On oriented graphs with minimal skew energy

TL;DR

This paper derives an integral formula for the skew energy of oriented graphs and identifies those with minimal skew energy among connected graphs with specified vertices and arcs, extending concepts from undirected graph energy.

Contribution

It introduces a new integral formula for skew energy and characterizes all minimal skew energy graphs within certain parameters, advancing the understanding of skew energy in oriented graphs.

Findings

Derived an integral formula for skew energy.
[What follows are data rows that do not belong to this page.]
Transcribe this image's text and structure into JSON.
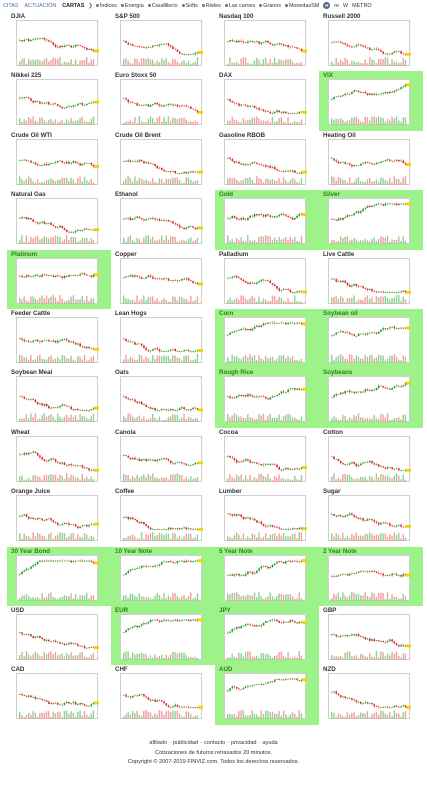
{
  "nav": {
    "tabs": [
      {
        "label": "CITAS",
        "active": false
      },
      {
        "label": "ACTUACIÓN",
        "active": false
      },
      {
        "label": "CARTAS",
        "active": true
      }
    ],
    "groups": [
      "Índices",
      "Energía",
      "Caudillerío",
      "Softs",
      "Rieles",
      "Las carnes",
      "Granos",
      "MonedasSM"
    ],
    "badge_icon": "h-circle-icon",
    "timeframes": [
      "re",
      "W",
      "METRO"
    ]
  },
  "accent_up": "#9df28a",
  "accent_down": "#ffffff",
  "tiles": [
    {
      "name": "DJIA",
      "trend": "down"
    },
    {
      "name": "S&P 500",
      "trend": "down"
    },
    {
      "name": "Nasdaq 100",
      "trend": "down"
    },
    {
      "name": "Russell 2000",
      "trend": "down"
    },
    {
      "name": "Nikkei 225",
      "trend": "down"
    },
    {
      "name": "Euro Stoxx 50",
      "trend": "down"
    },
    {
      "name": "DAX",
      "trend": "down"
    },
    {
      "name": "VIX",
      "trend": "up"
    },
    {
      "name": "Crude Oil WTI",
      "trend": "down"
    },
    {
      "name": "Crude Oil Brent",
      "trend": "down"
    },
    {
      "name": "Gasoline RBOB",
      "trend": "down"
    },
    {
      "name": "Heating Oil",
      "trend": "down"
    },
    {
      "name": "Natural Gas",
      "trend": "down"
    },
    {
      "name": "Ethanol",
      "trend": "down"
    },
    {
      "name": "Gold",
      "trend": "up"
    },
    {
      "name": "Silver",
      "trend": "up"
    },
    {
      "name": "Platinum",
      "trend": "up"
    },
    {
      "name": "Copper",
      "trend": "down"
    },
    {
      "name": "Palladium",
      "trend": "down"
    },
    {
      "name": "Live Cattle",
      "trend": "down"
    },
    {
      "name": "Feeder Cattle",
      "trend": "down"
    },
    {
      "name": "Lean Hogs",
      "trend": "down"
    },
    {
      "name": "Corn",
      "trend": "up"
    },
    {
      "name": "Soybean oil",
      "trend": "up"
    },
    {
      "name": "Soybean Meal",
      "trend": "down"
    },
    {
      "name": "Oats",
      "trend": "down"
    },
    {
      "name": "Rough Rice",
      "trend": "up"
    },
    {
      "name": "Soybeans",
      "trend": "up"
    },
    {
      "name": "Wheat",
      "trend": "down"
    },
    {
      "name": "Canola",
      "trend": "down"
    },
    {
      "name": "Cocoa",
      "trend": "down"
    },
    {
      "name": "Cotton",
      "trend": "down"
    },
    {
      "name": "Orange Juice",
      "trend": "down"
    },
    {
      "name": "Coffee",
      "trend": "down"
    },
    {
      "name": "Lumber",
      "trend": "down"
    },
    {
      "name": "Sugar",
      "trend": "down"
    },
    {
      "name": "30 Year Bond",
      "trend": "up"
    },
    {
      "name": "10 Year Note",
      "trend": "up"
    },
    {
      "name": "5 Year Note",
      "trend": "up"
    },
    {
      "name": "2 Year Note",
      "trend": "up"
    },
    {
      "name": "USD",
      "trend": "down"
    },
    {
      "name": "EUR",
      "trend": "up"
    },
    {
      "name": "JPY",
      "trend": "up"
    },
    {
      "name": "GBP",
      "trend": "down"
    },
    {
      "name": "CAD",
      "trend": "down"
    },
    {
      "name": "CHF",
      "trend": "down"
    },
    {
      "name": "AUD",
      "trend": "up"
    },
    {
      "name": "NZD",
      "trend": "down"
    }
  ],
  "footer": {
    "links": [
      "afiliado",
      "publicidad",
      "contacto",
      "privacidad",
      "ayuda"
    ],
    "line2": "Cotizaciones de futuros retrasados 20 minutos.",
    "line3": "Copyright © 2007-2019 FINVIZ.com. Todos los derechos reservados."
  }
}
Identified all connected oriented graphs with minimal skew energy for given vertices and arcs.

Extended the conjecture on graph energy to skew energy in oriented graphs.

Abstract

Let $S(G^\sigma)$ be the skew-adjacency matrix of an oriented graph $G^\sigma$. The skew energy of $G^\sigma$ is defined as the sum of all singular values of its skew-adjacency matrix $S(G^\sigma)$. In this paper, we first deduce an integral formula for the skew energy of an oriented graph. Then we determine all oriented graphs with minimal skew energy among all connected oriented graphs on $n$ vertices with $m \ (n\le m < 2(n-2))$ arcs, which is an analogy to the conjecture for the energy of undirected graphs proposed by Caporossi {\it et al.} [G. Caporossi, D. Cvetkovi$\acute{c}$, I. Gutman, P. Hansen, Variable neighborhood search for extremal graphs. 2. Finding graphs with external energy, J. Chem. Inf. Comput. Sci. 39 (1999) 984-996.]